Modeling the developing nervous system: a neuroscience perspective on the use of NAMs in DNT testing

There is widespread concern that environmental exposures constitute an underappreciated but significant contribution to rising rates of neurodevelopmental disorders (NDDs). There is also international consensus that regulatory frameworks for developmental neurotoxicity (DNT) testing are woefully inadequate, prompting reappraisal of DNT testing methods. One approach aims to make testing more efficient, less animal-intensive, and higher throughput, through in vitro evaluation of DNT. These new approach methodologies (NAMs) promise to accelerate and standardize DNT testing through interrogation of fundamental mechanisms of neurodevelopment. While in the early stages of development, they have significant, well-publicized shortcomings, including little to no accounting for cellular or genetic diversity, cell extrinsic signaling molecules, sex as a biological variable, developmental stage, or relevance to NDDs. One of the most advanced NAM platforms is a collection of 17 in vitro assays termed the DNT in vitro battery (IVB). While it models some aspects of neurodevelopmental processes, it fails to capture others. Proper brain ontogeny, and consequently normal behavior and cognition, relies on the integrity of fundamental mechanisms, their temporal/spatial fidelity, and the magnitude of their expression.
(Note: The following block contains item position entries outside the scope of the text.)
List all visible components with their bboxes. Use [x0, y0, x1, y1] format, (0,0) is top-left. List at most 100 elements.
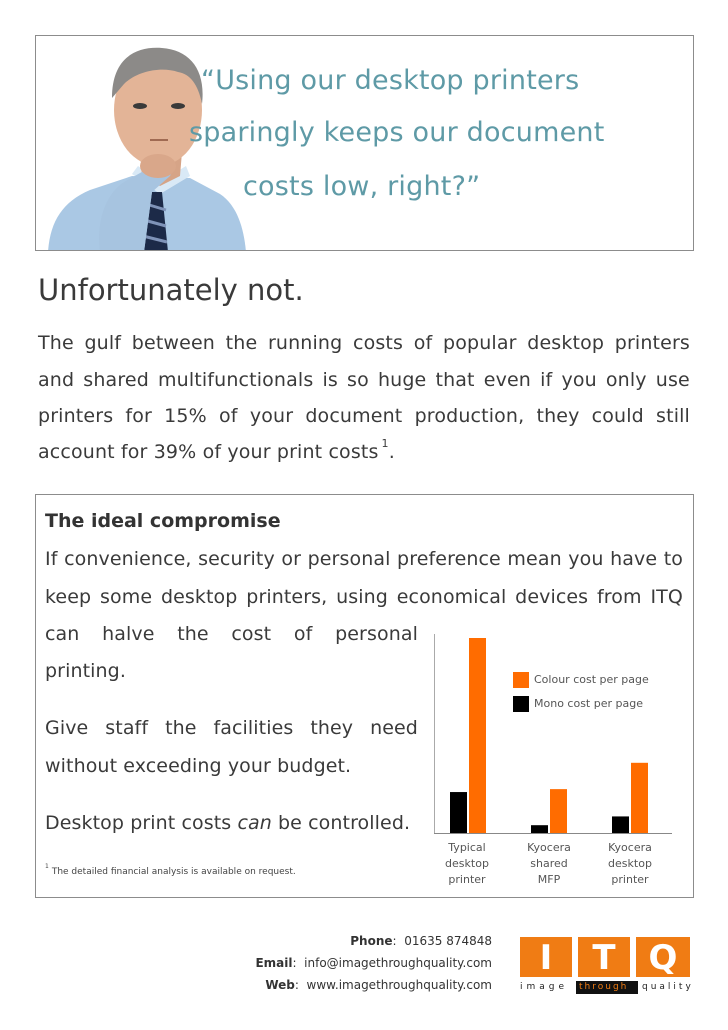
word: the [225, 332, 258, 354]
email-label: Email [255, 956, 293, 970]
word: the [177, 623, 209, 645]
controlled-text-b: be controlled. [278, 812, 411, 834]
word: multifunctionals [158, 369, 314, 391]
word: The [38, 332, 74, 354]
word: desktop [527, 332, 605, 354]
logo-tag-quality: quality [642, 982, 694, 992]
word: printers [38, 405, 114, 427]
footnote-text: The detailed financial analysis is avail… [51, 867, 296, 877]
category-label: Typical desktop printer [445, 841, 489, 886]
word: they [310, 717, 354, 739]
word: your [249, 405, 294, 427]
word: can [45, 623, 80, 645]
logo-block-q: Q [636, 937, 690, 978]
web-label: Web [265, 978, 295, 992]
compromise-line-6: without exceeding your budget. [45, 755, 352, 777]
footnote-ref: 1 [381, 437, 389, 450]
word: is [322, 369, 338, 391]
footnote: 1The detailed financial analysis is avai… [45, 863, 296, 877]
compromise-line-1: If convenience, security or personal preferen… [45, 548, 683, 570]
word: the [165, 717, 197, 739]
word: only [605, 369, 647, 391]
controlled-text-em: can [237, 812, 272, 834]
word: of [413, 332, 433, 354]
word: printers, [246, 586, 328, 608]
bar-colour [469, 638, 486, 833]
word: gulf [84, 332, 122, 354]
word: convenience, [64, 548, 192, 570]
word: of [219, 405, 238, 427]
word: for [125, 405, 152, 427]
logo-letter: I [539, 938, 553, 978]
email-link[interactable]: info@imagethroughquality.com [304, 956, 492, 970]
intro-period: . [388, 441, 395, 463]
contact-phone: Phone: 01635 874848 [350, 934, 492, 948]
compromise-line-3: can halve the cost of personal [45, 623, 418, 645]
quote-box: “Using our desktop printers sparingly ke… [35, 35, 694, 251]
word: so [347, 369, 369, 391]
legend-mono-label: Mono cost per page [534, 697, 643, 710]
logo-letter: T [592, 938, 616, 978]
word: costs [352, 332, 404, 354]
word: facilities [213, 717, 294, 739]
chart-plot [434, 634, 672, 834]
cost-per-page-chart: Colour cost per page Mono cost per page … [428, 630, 708, 892]
compromise-title: The ideal compromise [45, 510, 281, 532]
intro-last-text: account for 39% of your print costs [38, 441, 379, 463]
legend-swatch-colour [513, 672, 529, 688]
word: between [131, 332, 215, 354]
word: you [561, 369, 597, 391]
category-label: Kyocera desktop printer [608, 841, 652, 886]
word: printers [614, 332, 690, 354]
word: huge [377, 369, 427, 391]
word: security [198, 548, 275, 570]
compromise-line-7: Desktop print costs can be controlled. [45, 812, 410, 834]
word: from [597, 586, 642, 608]
phone-value[interactable]: 01635 874848 [404, 934, 492, 948]
compromise-line-4: printing. [45, 660, 126, 682]
bar-mono [531, 825, 548, 833]
word: shared [83, 369, 149, 391]
bar-mono [450, 792, 467, 833]
logo-block-t: T [578, 937, 630, 978]
word: document [305, 405, 403, 427]
word: Give [45, 717, 89, 739]
legend-colour-label: Colour cost per page [534, 673, 649, 686]
logo-letter: Q [648, 938, 678, 978]
category-label: Kyocera shared MFP [527, 841, 571, 886]
word: mean [507, 548, 562, 570]
word: cost [231, 623, 272, 645]
word: production, [414, 405, 525, 427]
word: some [100, 586, 153, 608]
word: using [336, 586, 388, 608]
intro-line-1: The gulf between the running costs of popular de… [38, 332, 690, 354]
word: to [663, 548, 683, 570]
word: use [655, 369, 690, 391]
word: popular [443, 332, 517, 354]
contact-email: Email: info@imagethroughquality.com [255, 956, 492, 970]
phone-label: Phone [350, 934, 393, 948]
word: you [568, 548, 604, 570]
intro-line-2: and shared multifunctionals is so huge that eve… [38, 369, 690, 391]
contact-web: Web: www.imagethroughquality.com [265, 978, 492, 992]
word: devices [515, 586, 589, 608]
web-link[interactable]: www.imagethroughquality.com [306, 978, 492, 992]
word: could [591, 405, 644, 427]
word: or [281, 548, 302, 570]
word: still [656, 405, 690, 427]
compromise-line-2: keep some desktop printers, using economical d… [45, 586, 683, 608]
headline: Unfortunately not. [38, 273, 304, 307]
word: economical [396, 586, 507, 608]
word: that [435, 369, 475, 391]
quote-line-3: costs low, right?” [243, 171, 481, 202]
word: If [45, 548, 58, 570]
legend-swatch-mono [513, 696, 529, 712]
logo-block-i: I [520, 937, 572, 978]
quote-line-1: “Using our desktop printers [201, 65, 580, 96]
compromise-line-5: Give staff the facilities they need [45, 717, 418, 739]
word: they [536, 405, 580, 427]
word: personal [307, 548, 391, 570]
footnote-mark: 1 [45, 863, 49, 870]
word: staff [105, 717, 149, 739]
compromise-box: The ideal compromise If convenience, secur… [35, 494, 694, 898]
These fundamental mechanisms are regulated by factors not considered by the DNT IVB including diverse cell types and neurotransmitters. While the DNT IVB could prove to be an important tool in DNT hazard detection, we identify key areas, including cell-extrinsic neurotransmitter signaling, diversity of neural progenitors, interneurons, and biological sex, that should be prioritized for development and inclusion in future refinements to meaningfully enhance biological coverage and relevance to human cognition and behavior.